Click the linked OrderRun ID, on the Orders screen. It takes you to the OrderRun Details screen.

Figure 15: The Order results table

Scroll below the graph and expand the Test Results section. The Tests: Passed section shows one test for the Node ‘Global_Superstore’, named ‘test_global_superstore_latest_week’, and the values in that test. We can see that the test passed because the result_global_superstore_latest_week was equal to ‘-1’.

Figure 16: Test results after executing the Node Global_Superstore

What happens if we run this test on a data table with stale data? We update the raw data file by deleting the sales orders from the most recent week. The test should produce a warning. Without making any changes to the test that is already in place, let us run the Variation and see what happens.

Figure 17: The test correctly identifies stale data and as configured, issues a warning

Recall that we selected the ‘Warn’ option in the failure action field on the test tab. In the test results section on the Order details page, we can see that the test did not fail or log results, but it did produce a warning. The Tests: Warning shows one test for the Node ‘Global_Superstore’, named ‘test_global_superstore’, and the values in that test. The value result_global_superstore_latest_week was equal to ‘-2’ which correctly triggered the warning.

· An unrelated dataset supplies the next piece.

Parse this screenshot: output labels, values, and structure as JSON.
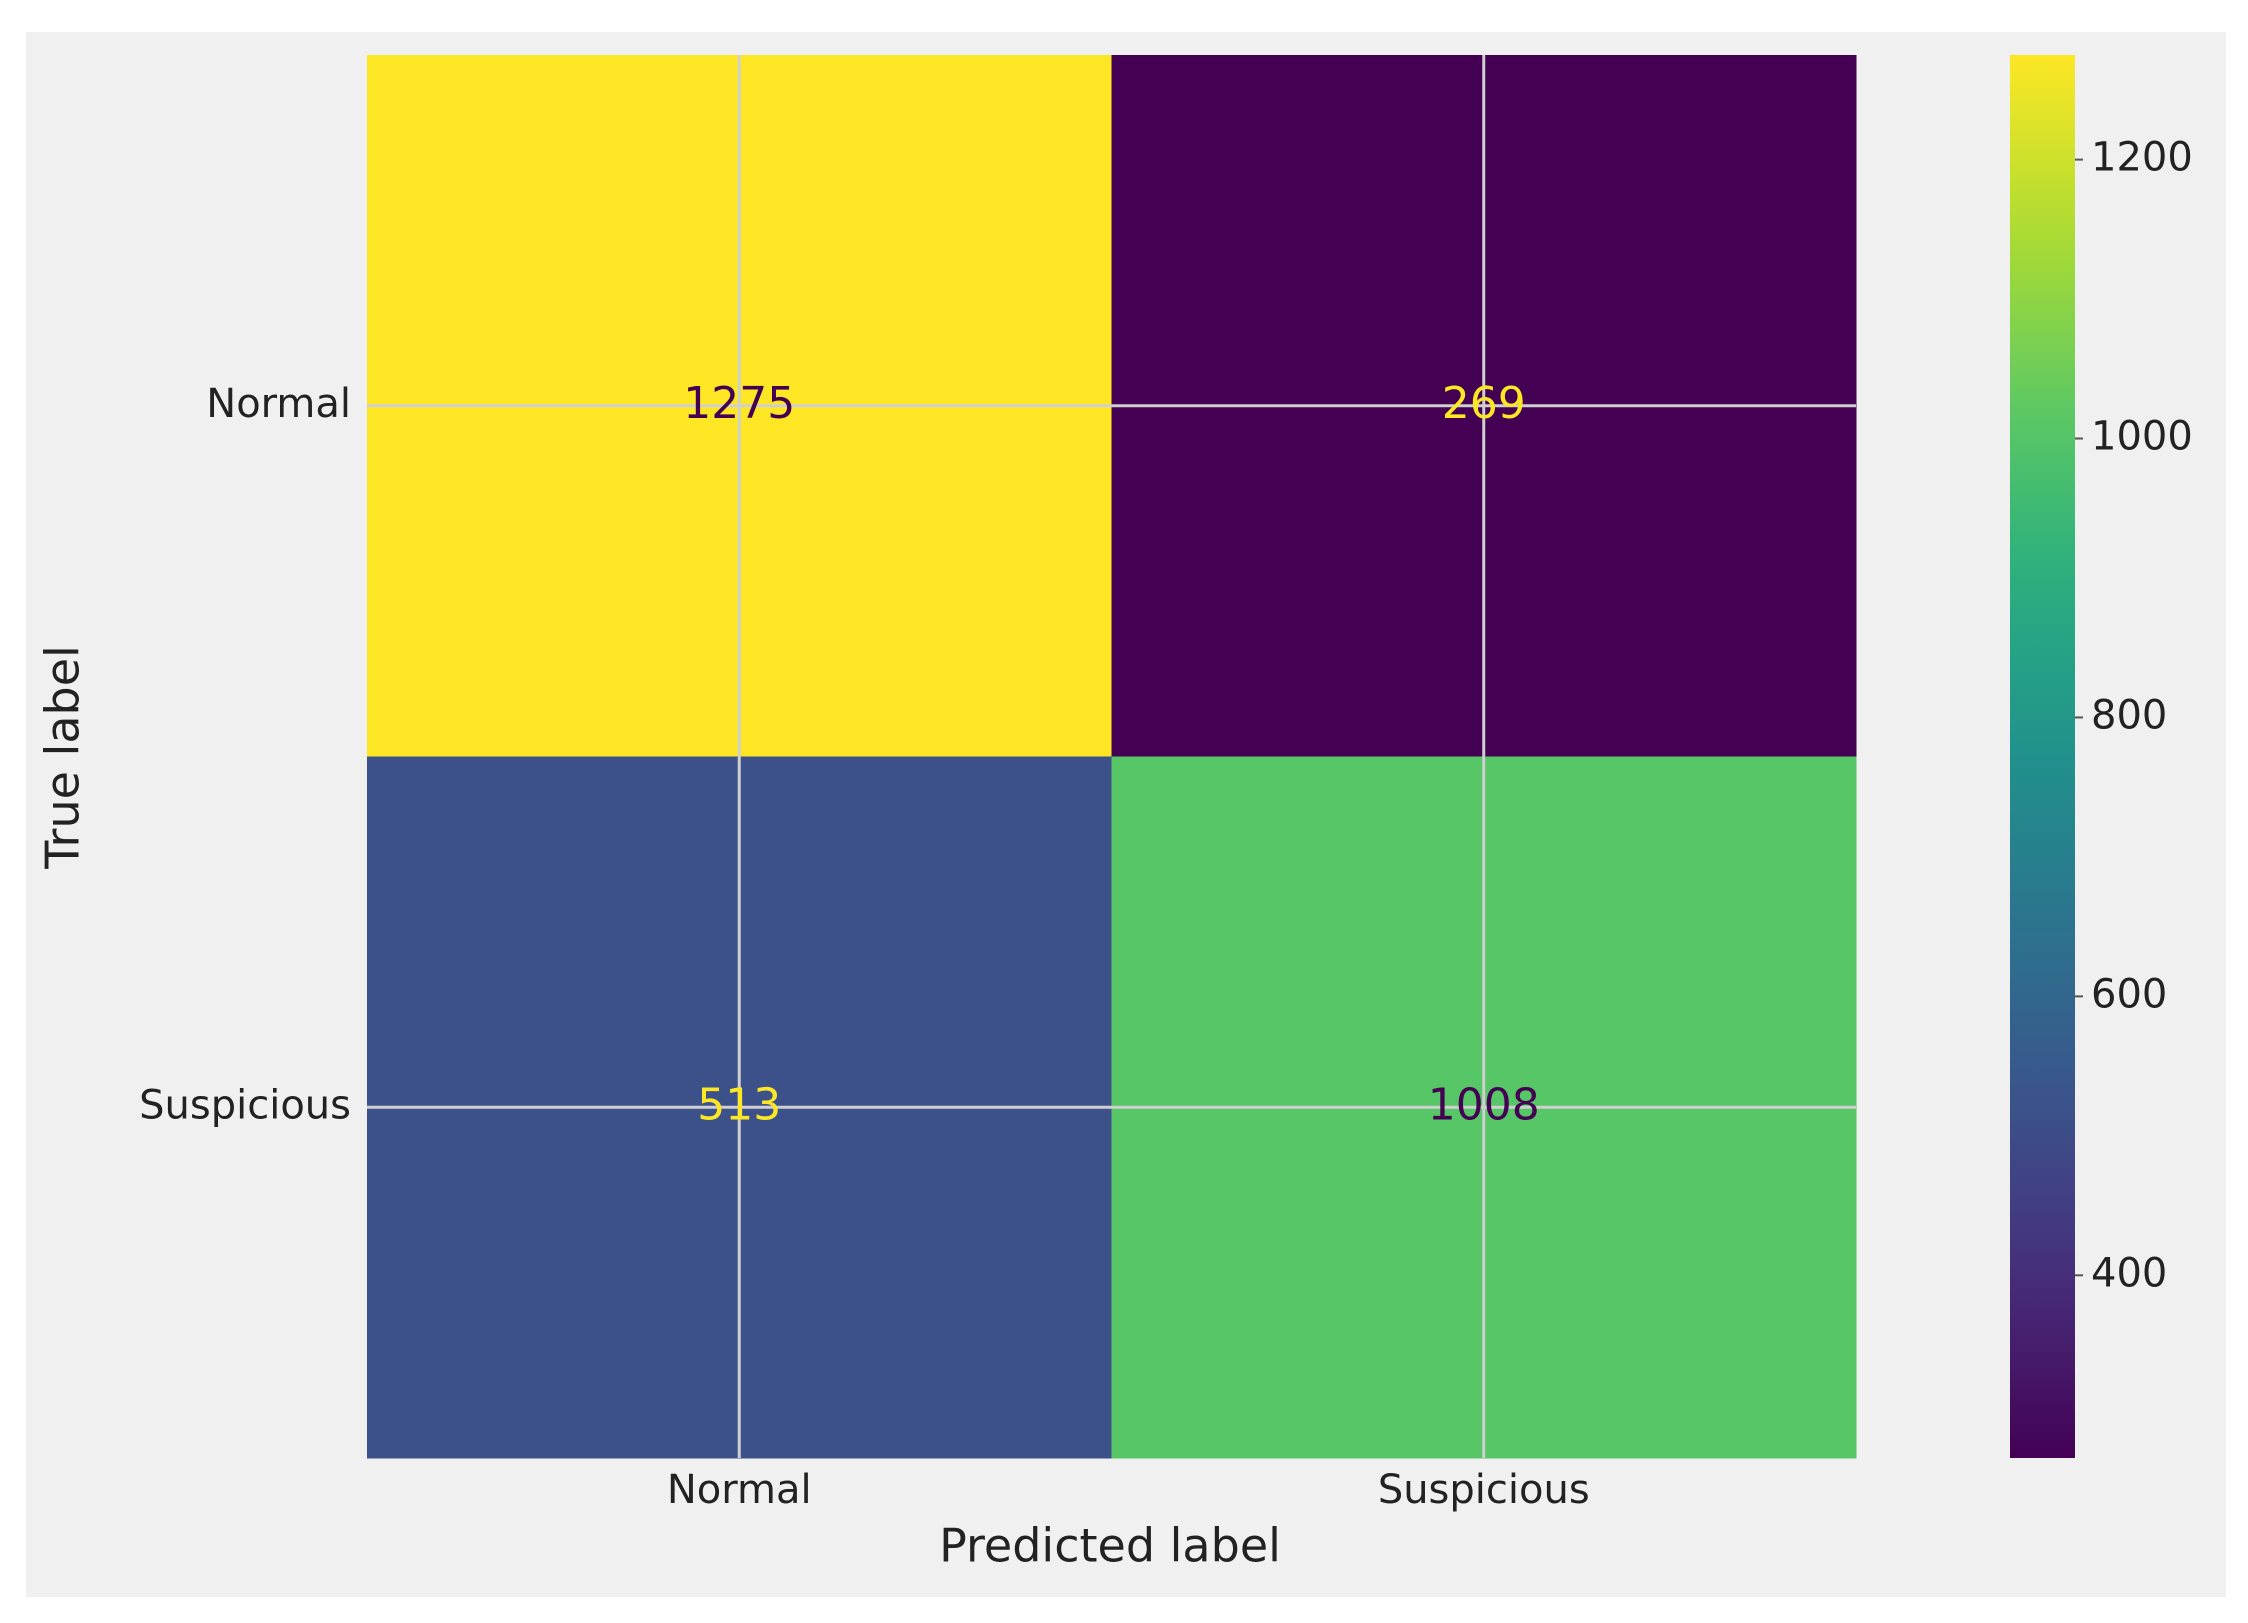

The DataKitchen Platform provides a straightforward way to write powerful data tests that verify the validity of data. DataKitchen users interact with a straightforward UI able to abstract the complexity of a heterogeneous toolchain, characteristic of most data pipelines. The UI enables the user to easily specify test conditions, reporting and conditional actions.  Tests prevent erroneous or missing data from impacting the quality of end deliverables which ultimately reduces unplanned work that diminishes productivity.